In prison, he assigns himself an ambitious general education program and succeeds in catching up with the lost years. He also learns about, and is very impressed with the theses of the self-proclaimed prophet of the Islam, Elijah Muhammed, leader of the “Nation of the Islam”, a then small religious group. When he quits prison, he integrates this movement, and, due to his exceptional talents as a public speaker, quickly becomes the n° 2 of this sect. Whilst in the public arena, the “Nation of Islam” will undoubtedly be his best supporter, but it will also become his worst enemy when later on, he distances himself from the doubtful methods of the “prophet”. In his short public career, Malcolm has given his pride to the black man. As a matter of fact, very early, he assumed the name Malcolm X since, at times of slavery, no one knew the original names of African slaves. The “X” should provide a sense of mystery and threat…It was a political gesture in order to reject this past and ( re-connect black Americans to their African roots) .

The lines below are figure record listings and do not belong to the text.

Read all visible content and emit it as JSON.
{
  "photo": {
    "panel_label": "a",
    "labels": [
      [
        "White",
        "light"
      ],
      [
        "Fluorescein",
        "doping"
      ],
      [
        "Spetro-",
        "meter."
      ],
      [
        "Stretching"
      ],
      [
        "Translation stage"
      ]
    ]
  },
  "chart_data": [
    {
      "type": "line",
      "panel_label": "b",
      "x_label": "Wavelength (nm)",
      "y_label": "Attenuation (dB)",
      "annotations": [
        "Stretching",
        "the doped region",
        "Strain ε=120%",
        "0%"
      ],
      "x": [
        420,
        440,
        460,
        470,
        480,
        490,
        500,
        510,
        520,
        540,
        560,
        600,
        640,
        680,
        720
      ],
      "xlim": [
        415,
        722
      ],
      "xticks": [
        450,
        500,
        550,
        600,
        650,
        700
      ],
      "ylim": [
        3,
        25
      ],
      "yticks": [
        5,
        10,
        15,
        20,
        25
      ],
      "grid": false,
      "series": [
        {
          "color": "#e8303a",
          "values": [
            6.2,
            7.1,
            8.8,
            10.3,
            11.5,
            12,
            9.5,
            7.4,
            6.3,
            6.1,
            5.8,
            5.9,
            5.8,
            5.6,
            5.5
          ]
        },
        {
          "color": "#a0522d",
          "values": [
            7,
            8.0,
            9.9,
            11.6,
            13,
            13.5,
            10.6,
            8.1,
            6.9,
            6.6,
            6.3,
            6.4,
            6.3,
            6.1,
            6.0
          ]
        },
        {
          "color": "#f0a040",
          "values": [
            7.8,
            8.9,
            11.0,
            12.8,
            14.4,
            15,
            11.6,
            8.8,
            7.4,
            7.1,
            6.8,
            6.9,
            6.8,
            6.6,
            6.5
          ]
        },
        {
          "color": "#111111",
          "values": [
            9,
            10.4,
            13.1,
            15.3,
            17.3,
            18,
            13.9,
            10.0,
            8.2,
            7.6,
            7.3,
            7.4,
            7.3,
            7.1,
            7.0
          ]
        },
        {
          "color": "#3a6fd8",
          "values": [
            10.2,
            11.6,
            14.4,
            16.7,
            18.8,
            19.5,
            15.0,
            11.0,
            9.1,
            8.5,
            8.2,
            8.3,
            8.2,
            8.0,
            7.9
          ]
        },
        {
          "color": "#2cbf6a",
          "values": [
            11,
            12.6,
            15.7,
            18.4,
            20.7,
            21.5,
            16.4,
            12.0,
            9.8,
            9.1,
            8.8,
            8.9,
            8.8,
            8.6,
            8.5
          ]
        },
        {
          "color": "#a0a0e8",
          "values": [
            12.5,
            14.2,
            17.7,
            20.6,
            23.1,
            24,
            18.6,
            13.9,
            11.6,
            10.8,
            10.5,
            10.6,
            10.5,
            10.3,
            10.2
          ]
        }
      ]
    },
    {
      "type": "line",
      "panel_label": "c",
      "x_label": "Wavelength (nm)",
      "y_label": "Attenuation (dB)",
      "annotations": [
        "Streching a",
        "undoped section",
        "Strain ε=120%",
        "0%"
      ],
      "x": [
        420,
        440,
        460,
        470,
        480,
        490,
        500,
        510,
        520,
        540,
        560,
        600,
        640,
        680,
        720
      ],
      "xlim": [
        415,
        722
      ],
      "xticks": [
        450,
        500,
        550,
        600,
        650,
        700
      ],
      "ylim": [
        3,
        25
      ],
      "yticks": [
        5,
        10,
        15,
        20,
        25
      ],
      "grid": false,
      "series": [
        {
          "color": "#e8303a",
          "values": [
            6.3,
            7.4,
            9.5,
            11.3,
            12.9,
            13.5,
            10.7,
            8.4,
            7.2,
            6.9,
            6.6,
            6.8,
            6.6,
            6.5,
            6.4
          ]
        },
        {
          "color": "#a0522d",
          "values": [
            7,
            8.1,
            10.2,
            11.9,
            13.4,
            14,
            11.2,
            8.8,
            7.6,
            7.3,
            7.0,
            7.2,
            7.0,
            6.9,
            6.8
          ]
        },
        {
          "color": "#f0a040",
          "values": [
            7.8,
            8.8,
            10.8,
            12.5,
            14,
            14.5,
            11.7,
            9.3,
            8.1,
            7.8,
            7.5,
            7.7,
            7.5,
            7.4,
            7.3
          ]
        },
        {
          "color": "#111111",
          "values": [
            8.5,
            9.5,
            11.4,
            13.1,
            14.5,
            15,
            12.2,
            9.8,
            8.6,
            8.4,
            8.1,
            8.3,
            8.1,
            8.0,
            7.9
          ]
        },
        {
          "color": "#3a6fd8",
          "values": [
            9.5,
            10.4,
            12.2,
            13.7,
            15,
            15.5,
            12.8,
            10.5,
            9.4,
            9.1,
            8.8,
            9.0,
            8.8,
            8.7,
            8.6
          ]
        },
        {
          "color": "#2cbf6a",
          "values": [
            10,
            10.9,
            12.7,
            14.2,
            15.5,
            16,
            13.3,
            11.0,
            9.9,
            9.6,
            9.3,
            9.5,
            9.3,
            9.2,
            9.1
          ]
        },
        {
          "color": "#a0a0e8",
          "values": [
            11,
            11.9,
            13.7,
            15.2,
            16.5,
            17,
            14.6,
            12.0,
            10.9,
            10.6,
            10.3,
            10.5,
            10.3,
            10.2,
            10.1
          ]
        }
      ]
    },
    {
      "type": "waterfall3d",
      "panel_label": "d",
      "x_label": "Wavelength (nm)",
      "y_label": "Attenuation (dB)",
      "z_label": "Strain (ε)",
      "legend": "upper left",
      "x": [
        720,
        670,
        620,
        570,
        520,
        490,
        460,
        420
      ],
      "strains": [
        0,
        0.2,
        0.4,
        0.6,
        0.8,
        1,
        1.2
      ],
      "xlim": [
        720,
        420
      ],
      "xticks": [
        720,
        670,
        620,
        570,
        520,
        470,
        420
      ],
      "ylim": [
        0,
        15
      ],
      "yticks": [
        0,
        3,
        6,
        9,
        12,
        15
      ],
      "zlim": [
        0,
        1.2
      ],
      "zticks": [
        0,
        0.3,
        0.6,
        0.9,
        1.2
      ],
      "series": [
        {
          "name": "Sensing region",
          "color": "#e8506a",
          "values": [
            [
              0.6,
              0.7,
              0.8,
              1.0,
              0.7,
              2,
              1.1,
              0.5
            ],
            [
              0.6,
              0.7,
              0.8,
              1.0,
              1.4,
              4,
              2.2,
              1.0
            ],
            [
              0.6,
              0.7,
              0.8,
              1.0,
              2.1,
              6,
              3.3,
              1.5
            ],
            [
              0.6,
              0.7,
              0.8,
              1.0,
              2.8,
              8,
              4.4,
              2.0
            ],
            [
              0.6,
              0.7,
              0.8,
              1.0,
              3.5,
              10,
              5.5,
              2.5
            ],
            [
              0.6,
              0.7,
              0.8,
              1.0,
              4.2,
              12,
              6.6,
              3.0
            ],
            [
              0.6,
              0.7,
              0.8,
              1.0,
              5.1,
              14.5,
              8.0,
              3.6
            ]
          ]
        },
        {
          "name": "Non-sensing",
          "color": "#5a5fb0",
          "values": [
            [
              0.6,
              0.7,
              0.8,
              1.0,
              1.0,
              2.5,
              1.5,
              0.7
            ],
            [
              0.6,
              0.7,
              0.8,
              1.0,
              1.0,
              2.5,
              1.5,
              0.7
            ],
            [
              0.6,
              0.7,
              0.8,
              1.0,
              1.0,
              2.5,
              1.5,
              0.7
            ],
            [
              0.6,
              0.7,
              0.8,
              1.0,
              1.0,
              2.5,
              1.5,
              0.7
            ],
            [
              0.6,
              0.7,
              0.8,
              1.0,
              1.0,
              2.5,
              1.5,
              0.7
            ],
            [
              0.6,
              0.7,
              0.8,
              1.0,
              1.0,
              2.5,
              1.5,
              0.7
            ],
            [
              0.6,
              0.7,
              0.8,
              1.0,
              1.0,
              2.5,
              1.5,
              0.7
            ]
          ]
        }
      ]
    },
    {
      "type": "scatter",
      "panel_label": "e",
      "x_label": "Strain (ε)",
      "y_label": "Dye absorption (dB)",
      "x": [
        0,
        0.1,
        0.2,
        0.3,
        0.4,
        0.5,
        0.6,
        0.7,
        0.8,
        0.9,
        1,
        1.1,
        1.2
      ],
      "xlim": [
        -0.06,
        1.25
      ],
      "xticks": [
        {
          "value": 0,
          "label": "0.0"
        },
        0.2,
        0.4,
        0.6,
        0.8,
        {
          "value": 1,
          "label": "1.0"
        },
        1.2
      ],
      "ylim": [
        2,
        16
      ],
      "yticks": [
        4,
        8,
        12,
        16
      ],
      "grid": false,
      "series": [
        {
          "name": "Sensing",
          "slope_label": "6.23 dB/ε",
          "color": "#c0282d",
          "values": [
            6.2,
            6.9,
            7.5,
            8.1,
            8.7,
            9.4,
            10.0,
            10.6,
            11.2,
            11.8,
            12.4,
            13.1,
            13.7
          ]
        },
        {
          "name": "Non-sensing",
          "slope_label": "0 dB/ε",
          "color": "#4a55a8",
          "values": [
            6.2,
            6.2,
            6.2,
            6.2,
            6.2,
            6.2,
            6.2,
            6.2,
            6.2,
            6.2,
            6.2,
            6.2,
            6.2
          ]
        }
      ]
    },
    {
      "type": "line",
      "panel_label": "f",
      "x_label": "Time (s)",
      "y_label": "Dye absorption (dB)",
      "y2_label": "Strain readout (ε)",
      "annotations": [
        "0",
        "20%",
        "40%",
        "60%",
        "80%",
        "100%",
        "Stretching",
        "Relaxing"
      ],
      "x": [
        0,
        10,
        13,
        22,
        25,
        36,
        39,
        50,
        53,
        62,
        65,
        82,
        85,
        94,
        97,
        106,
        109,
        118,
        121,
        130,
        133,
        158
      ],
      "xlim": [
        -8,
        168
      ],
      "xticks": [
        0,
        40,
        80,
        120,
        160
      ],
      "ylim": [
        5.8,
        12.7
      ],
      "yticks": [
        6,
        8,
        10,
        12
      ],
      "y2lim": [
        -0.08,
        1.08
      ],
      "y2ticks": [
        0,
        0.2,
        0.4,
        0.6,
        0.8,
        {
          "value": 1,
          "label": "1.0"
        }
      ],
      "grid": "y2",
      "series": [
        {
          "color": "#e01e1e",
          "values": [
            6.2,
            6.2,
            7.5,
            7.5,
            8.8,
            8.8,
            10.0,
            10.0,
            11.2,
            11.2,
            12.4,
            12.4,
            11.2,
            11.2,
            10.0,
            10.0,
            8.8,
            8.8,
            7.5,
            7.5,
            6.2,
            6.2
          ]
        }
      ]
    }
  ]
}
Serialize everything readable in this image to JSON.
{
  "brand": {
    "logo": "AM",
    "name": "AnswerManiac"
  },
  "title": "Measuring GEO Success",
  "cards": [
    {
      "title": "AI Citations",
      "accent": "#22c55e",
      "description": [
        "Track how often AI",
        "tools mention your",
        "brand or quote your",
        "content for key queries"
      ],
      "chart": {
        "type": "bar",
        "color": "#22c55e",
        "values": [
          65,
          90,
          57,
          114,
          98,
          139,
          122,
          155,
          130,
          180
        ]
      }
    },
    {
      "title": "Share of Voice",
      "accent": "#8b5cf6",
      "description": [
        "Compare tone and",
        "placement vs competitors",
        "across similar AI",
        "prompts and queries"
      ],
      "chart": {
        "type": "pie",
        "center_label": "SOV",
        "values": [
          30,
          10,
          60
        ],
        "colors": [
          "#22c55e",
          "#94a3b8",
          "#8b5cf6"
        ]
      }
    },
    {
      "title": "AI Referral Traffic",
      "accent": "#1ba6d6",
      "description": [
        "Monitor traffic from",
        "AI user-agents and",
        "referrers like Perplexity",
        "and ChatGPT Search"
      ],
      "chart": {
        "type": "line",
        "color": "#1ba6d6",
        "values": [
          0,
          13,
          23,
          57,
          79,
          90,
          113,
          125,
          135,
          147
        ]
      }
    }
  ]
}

Today, more than 40 years after his death, for some his name still stands for violent black activism: his anti-white acid and incendiary speeches are still quoted by advocates of violence. But for many others, his name has become the symbol for peaceful means to resolve racial issues, in particular in periods of hostility between Christians and Moslems. For those, he represents the fraternity of all people regardless of their race, religion or belief. Therefore, like Martin Luther King and Gandhi, he will remain in the Pantheon of those who have changed the world. And like them, he will be assassinated.

On the 21st of February 1965, whilst he delivers a speech in New York to mark the opening of the “National Week of Fraternity”, he is shot in the presence of his wife and his children. Malcolm X had only just turned 39. We know that the assassins were defenders of the “Nation of the Islam”, but who the commissioners were, has never been established. This 52 minutes documentary looks at the serious leads explaining his assassination, while presenting the dramatic arc of his life, and the impact of the contradictions of this outstanding personnality.